Este control mental continuado hizo que pasaran desapercibidas muchas tendencias que sí consiguieron liberarnos en parte de toda esa carga impuesta. Como soldados, estrictos  cumplidores de las órdenes recibidas, fuimos tildando de locos o iluminados a todos aquellos que resultaban algo originales y que, como lobos solitarios, nos hablaban de libertad; de integridad del ser humano y de tendencia natural de éste a cooperar y respetar a sus semejantes. La máxima que popularizó Hobbes, pero que acuñó Plauto: “Homo homini lupus” es una patraña y ha campado a sus anchas por los lodazales seculares del pensamiento humano desnaturalizado. El hombre no es un lobo más que para sí mismo, si no se preocupa de vivir su presente con la integridad que posee desde que nace. El deber sagrado de todo hombre es el de trabajar con el cincel para quitarse todas las capas impuestas por siglos de costumbres heredadas y resurgir por encima de los desechos como un hombre nuevo y libre. Un hombre que pone en el centro de todo su sagrada dignidad y que vive sin miedo a la muerte, porque la entrega de la primera es la peor de las muertes y la segunda, no es más que un trámite indoloro. No existe dolor en la muerte. Solo existe dolor en la idea de muerte. Pensar en nuestro fin es lo que nos acongoja, la muerte sucede sin más.

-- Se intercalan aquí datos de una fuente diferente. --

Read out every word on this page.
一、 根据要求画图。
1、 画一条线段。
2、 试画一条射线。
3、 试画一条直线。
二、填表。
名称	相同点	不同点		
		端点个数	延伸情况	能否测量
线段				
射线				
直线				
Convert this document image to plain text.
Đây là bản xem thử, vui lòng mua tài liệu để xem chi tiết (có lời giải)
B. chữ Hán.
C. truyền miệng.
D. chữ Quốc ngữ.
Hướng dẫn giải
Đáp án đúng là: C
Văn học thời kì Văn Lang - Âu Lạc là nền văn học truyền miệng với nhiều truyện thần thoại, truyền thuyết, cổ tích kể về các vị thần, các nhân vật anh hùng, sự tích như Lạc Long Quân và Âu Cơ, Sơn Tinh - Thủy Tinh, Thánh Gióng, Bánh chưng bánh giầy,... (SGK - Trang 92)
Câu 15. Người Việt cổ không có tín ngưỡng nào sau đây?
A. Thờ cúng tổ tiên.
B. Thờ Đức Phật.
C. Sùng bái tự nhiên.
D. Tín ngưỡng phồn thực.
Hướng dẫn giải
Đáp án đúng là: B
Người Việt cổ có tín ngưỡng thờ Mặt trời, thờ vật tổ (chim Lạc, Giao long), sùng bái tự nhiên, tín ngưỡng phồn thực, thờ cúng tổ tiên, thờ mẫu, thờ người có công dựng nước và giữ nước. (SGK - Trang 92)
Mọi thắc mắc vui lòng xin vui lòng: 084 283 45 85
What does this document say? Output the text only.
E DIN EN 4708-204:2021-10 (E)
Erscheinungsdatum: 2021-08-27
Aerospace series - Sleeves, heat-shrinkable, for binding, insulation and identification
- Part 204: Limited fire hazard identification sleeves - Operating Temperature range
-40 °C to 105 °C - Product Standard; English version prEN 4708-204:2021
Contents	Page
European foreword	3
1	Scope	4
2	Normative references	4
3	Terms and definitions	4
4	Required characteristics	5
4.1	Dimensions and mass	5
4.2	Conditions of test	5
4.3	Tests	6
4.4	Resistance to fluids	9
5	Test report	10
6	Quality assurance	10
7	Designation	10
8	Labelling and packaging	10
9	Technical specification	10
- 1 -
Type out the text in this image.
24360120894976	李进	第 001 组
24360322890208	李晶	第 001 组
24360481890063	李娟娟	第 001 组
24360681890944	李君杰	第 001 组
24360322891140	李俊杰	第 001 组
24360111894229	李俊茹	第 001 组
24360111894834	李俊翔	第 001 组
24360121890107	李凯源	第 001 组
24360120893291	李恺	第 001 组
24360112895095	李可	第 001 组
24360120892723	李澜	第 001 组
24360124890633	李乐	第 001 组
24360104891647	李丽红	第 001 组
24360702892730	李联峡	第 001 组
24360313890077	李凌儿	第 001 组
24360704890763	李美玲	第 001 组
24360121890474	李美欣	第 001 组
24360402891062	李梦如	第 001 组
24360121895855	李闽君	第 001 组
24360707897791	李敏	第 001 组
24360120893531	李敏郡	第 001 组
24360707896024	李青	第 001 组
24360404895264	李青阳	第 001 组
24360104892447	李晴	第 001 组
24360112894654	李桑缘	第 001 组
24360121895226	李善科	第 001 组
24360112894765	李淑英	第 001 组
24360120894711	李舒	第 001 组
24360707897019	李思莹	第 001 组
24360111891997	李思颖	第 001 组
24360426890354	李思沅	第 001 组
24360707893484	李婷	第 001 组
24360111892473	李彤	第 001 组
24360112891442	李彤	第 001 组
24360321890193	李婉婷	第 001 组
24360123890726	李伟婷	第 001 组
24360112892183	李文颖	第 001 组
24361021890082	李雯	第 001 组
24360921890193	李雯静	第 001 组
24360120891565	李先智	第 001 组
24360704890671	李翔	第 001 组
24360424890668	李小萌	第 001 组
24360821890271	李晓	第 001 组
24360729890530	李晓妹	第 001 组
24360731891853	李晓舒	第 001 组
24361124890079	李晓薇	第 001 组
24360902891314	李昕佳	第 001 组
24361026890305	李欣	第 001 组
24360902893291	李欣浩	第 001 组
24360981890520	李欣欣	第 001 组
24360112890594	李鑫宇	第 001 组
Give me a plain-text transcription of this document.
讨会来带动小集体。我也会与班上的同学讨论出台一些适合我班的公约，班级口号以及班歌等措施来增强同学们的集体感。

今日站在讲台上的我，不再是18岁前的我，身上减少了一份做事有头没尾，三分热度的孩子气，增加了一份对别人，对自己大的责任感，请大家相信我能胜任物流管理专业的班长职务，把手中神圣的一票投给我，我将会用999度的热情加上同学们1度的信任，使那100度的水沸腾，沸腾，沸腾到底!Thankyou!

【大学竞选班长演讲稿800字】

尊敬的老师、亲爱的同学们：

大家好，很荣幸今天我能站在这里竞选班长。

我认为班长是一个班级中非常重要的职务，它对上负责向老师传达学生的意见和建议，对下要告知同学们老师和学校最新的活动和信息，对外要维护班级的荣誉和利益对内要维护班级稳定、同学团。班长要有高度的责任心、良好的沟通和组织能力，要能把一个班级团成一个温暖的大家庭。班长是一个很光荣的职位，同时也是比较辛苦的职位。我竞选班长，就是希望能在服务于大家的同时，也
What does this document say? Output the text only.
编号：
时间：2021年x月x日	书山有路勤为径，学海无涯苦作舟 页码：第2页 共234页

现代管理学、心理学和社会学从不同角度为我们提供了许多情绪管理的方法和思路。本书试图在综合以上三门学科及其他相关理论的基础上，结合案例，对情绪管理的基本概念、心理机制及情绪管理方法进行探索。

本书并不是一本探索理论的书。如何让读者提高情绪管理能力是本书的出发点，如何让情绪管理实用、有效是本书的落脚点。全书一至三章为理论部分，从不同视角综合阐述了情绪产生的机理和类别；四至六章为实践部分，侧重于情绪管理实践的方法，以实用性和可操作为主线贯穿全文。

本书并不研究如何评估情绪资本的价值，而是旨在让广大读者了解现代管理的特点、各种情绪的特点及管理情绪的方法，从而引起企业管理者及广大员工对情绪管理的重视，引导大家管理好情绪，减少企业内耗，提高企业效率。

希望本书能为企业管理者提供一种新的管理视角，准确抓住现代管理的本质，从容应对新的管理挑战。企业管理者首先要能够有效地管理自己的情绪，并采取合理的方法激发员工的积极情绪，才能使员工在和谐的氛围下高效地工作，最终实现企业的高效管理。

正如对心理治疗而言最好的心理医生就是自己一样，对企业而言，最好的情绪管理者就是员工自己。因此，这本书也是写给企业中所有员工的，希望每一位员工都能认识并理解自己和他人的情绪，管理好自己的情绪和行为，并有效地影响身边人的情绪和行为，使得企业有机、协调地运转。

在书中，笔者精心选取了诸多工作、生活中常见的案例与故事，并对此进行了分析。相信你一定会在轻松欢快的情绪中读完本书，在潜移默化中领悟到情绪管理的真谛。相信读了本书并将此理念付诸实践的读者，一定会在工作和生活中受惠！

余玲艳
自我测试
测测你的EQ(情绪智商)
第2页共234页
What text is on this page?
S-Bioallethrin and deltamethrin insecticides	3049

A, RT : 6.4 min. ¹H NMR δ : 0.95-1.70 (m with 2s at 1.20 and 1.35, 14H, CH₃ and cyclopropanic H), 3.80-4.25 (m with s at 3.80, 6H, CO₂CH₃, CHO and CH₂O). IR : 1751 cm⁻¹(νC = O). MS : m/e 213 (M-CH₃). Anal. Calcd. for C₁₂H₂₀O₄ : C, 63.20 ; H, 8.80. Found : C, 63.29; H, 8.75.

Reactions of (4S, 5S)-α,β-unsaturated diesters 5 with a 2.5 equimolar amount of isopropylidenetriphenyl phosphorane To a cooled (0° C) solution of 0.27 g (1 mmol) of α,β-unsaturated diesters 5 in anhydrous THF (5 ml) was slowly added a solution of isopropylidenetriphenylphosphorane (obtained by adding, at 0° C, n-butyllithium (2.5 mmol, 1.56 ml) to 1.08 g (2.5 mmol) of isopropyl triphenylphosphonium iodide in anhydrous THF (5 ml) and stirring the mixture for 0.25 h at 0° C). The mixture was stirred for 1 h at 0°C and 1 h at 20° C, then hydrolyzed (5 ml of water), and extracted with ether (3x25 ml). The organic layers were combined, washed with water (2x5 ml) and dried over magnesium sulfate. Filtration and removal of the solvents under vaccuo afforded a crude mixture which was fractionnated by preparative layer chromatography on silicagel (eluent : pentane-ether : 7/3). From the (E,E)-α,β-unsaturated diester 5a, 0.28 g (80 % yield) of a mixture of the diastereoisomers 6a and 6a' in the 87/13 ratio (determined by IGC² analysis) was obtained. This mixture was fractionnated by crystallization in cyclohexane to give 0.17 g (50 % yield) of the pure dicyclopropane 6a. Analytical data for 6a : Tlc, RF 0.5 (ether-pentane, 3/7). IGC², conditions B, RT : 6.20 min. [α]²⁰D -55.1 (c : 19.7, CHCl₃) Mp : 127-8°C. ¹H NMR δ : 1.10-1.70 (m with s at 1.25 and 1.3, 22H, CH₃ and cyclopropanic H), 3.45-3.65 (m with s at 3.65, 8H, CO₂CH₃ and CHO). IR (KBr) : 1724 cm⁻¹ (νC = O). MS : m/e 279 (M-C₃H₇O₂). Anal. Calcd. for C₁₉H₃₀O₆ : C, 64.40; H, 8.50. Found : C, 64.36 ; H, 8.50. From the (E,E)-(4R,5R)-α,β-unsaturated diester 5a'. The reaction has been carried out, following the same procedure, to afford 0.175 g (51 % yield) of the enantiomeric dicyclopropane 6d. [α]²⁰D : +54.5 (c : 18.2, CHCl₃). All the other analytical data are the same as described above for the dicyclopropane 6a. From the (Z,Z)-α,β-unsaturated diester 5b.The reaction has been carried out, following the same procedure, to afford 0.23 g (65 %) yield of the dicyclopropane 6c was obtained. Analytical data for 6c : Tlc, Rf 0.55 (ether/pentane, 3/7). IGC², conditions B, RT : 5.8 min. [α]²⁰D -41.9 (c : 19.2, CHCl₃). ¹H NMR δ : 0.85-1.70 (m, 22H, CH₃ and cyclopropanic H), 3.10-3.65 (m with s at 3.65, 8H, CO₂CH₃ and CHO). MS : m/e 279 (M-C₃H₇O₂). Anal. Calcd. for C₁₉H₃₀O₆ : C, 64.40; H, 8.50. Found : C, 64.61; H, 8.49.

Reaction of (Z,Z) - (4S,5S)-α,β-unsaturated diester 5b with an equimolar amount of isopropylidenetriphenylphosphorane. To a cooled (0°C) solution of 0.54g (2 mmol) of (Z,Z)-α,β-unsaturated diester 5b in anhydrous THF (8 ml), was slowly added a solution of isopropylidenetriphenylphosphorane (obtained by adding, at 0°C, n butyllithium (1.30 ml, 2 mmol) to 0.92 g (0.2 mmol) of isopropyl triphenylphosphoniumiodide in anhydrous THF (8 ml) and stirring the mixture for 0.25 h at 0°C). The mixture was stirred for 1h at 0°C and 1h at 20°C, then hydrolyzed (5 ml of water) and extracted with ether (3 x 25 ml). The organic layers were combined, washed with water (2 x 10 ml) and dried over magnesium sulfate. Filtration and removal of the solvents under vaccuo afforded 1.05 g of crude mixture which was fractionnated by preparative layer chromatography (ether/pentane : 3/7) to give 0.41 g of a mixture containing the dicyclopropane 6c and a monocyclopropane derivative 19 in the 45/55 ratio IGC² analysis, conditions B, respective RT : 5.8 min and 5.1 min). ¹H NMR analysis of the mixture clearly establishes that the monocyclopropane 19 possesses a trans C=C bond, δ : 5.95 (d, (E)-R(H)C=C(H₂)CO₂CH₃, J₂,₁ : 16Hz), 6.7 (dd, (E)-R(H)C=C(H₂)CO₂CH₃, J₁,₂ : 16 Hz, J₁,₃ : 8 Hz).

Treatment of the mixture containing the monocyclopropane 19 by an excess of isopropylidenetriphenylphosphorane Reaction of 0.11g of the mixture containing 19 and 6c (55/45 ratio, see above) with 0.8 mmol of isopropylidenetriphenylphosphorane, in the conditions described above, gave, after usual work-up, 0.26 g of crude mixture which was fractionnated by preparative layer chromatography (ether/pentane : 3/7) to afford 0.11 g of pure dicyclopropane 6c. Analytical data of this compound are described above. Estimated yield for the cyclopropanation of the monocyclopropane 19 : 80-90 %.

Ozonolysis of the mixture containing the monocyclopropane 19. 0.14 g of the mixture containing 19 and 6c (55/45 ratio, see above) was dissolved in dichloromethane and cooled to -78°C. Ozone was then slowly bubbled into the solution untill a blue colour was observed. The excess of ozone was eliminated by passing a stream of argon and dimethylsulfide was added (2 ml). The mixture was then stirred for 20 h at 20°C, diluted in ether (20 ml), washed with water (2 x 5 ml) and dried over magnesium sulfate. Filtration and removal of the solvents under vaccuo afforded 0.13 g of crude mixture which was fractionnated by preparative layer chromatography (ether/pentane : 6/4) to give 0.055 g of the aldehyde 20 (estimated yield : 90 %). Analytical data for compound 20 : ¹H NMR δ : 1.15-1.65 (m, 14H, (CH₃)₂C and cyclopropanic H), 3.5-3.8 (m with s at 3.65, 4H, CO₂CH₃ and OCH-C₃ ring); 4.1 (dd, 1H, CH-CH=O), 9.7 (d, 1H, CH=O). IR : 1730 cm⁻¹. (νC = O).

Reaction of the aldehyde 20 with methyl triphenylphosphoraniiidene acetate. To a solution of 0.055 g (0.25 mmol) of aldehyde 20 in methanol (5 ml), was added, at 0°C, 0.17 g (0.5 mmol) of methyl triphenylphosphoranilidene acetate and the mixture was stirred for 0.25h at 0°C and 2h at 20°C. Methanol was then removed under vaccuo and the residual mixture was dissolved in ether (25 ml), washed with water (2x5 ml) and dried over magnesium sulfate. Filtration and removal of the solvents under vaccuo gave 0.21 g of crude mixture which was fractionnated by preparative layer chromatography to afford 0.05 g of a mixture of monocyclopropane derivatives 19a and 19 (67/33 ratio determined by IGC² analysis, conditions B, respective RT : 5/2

El hombre moderno, ese que se dice libre porque la tecnología ya lo hace todo por él, no es más que una extensión desdibujada y débil, del hombre que vivía bajo el yugo de la religión. Vivimos drogados y dirigidos por un ente superior que ni siquiera es soberano, pues sigue los dictados de un “bien superior” que viene dictado por la inteligencia artificial.

He destruido el centro de datos de China y he hecho este sacrificio, a sabiendas de que jamás nadie entenderá el por qué, pero lo hago por un doble motivo: por vuestra salvación y por la mía propia. Sólo un hombre libre puede disponer de su dignidad, nadie puede jamás arrebatársela si él no la entrega. Nec spe, nec metu.